View mode: basic / threaded / horizontal-split · Log in · Help
July 07, 2012
Re: Let's stop parser Hell
On Saturday, 7 July 2012 at 16:14:13 UTC, Tobias Pankrath wrote:
> Interesting, I thought that PEG ⊂ CFG holds.
See section 3.4 of http://bford.info/pub/lang/peg.pdf

It contains a simple proof that a non-context-free language (a^n) 
(b^n) (c^n) can be described with PEG syntax. There are 
infinitely many such languages.
July 07, 2012
Re: Let's stop parser Hell
On Sat, Jul 7, 2012 at 6:06 PM, Roman D. Boiko <rb@d-coding.com> wrote:

> The most critical was the one you implemented: ability to define a custom
> parse tree. I also needed the ability to use immutable structures (almost)
> everywhere, while currently they must be mutable. Also it would be great to
> avoid UTF conversions (instead use functions and types templated by the
> string type).

I added dstrings because

1- at the time (a few months ago), the lists here were awash in UTF-32
discussions and I thought that'd be the way to go anyway
2- other D parsing libraries seemed to go to UTF32 also (CTPG)
3- I wanted to be able to parse mathematical notation like nabla,
derivatives, etc. which all have UTF32 symbols.

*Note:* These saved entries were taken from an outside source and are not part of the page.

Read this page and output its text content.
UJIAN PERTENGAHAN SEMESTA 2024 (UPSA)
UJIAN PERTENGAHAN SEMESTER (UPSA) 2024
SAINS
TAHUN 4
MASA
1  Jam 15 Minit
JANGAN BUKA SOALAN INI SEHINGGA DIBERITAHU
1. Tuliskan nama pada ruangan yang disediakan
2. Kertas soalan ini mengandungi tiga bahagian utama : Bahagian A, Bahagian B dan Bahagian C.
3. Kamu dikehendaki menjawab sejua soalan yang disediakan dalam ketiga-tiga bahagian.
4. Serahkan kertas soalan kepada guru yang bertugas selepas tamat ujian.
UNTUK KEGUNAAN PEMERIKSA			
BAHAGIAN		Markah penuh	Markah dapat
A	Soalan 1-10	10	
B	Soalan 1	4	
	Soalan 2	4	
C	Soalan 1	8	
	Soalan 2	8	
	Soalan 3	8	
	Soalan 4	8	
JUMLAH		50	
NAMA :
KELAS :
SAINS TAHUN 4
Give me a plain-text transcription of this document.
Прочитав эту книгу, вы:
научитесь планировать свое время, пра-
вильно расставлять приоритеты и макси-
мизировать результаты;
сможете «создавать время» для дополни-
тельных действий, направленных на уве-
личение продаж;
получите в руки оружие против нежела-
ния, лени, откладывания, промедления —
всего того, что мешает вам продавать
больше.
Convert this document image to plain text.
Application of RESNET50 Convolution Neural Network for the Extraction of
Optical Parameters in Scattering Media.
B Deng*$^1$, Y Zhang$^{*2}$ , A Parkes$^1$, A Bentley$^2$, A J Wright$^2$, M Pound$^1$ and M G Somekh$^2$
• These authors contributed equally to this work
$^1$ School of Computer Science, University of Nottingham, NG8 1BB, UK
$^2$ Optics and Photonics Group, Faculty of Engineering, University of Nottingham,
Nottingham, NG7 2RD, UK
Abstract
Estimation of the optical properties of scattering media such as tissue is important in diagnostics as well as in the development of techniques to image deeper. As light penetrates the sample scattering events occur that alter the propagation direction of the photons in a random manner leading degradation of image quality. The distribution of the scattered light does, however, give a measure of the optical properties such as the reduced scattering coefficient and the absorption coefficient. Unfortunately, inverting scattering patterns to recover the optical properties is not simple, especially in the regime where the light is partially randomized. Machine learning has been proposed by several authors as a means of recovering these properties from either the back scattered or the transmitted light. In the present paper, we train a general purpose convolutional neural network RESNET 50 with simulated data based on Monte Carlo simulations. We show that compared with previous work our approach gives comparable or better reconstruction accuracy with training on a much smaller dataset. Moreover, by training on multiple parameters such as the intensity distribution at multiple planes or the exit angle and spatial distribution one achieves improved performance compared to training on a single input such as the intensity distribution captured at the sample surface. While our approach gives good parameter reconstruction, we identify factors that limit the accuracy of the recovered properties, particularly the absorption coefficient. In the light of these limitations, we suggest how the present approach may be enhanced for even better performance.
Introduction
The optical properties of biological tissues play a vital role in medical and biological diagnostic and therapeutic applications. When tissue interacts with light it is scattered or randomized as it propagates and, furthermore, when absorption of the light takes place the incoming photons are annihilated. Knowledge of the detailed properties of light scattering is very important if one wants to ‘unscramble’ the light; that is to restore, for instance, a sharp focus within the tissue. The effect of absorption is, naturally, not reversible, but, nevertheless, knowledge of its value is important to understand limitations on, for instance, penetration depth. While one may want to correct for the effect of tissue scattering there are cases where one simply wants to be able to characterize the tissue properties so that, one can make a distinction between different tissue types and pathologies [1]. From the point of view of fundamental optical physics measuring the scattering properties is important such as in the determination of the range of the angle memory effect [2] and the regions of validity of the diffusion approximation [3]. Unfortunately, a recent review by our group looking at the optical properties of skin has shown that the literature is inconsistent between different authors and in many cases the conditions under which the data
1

> However, as I found a few hours ago, Packrat parsing (typically used to
> handle PEG) has serious disadvantages: it complicates debugging because of
> frequent backtracking, it has problems with error recovery, and typically
> disallows to add actions with side effects (because of possibility of
> backtracking). These are important enough to reconsider my plans of using
> Pegged. I will try to analyze whether the issues are so fundamental that I
> (or somebody else) will have to create an ANTLR-like parser instead, or
> whether it is possible to introduce changes into Pegged that would fix these
> problems.

Note that PEG does not impose to use packrat parsing, even though it
was developed to use it. I think it's a historical 'accident' that put
the two together: Bryan Ford thesis used the two together.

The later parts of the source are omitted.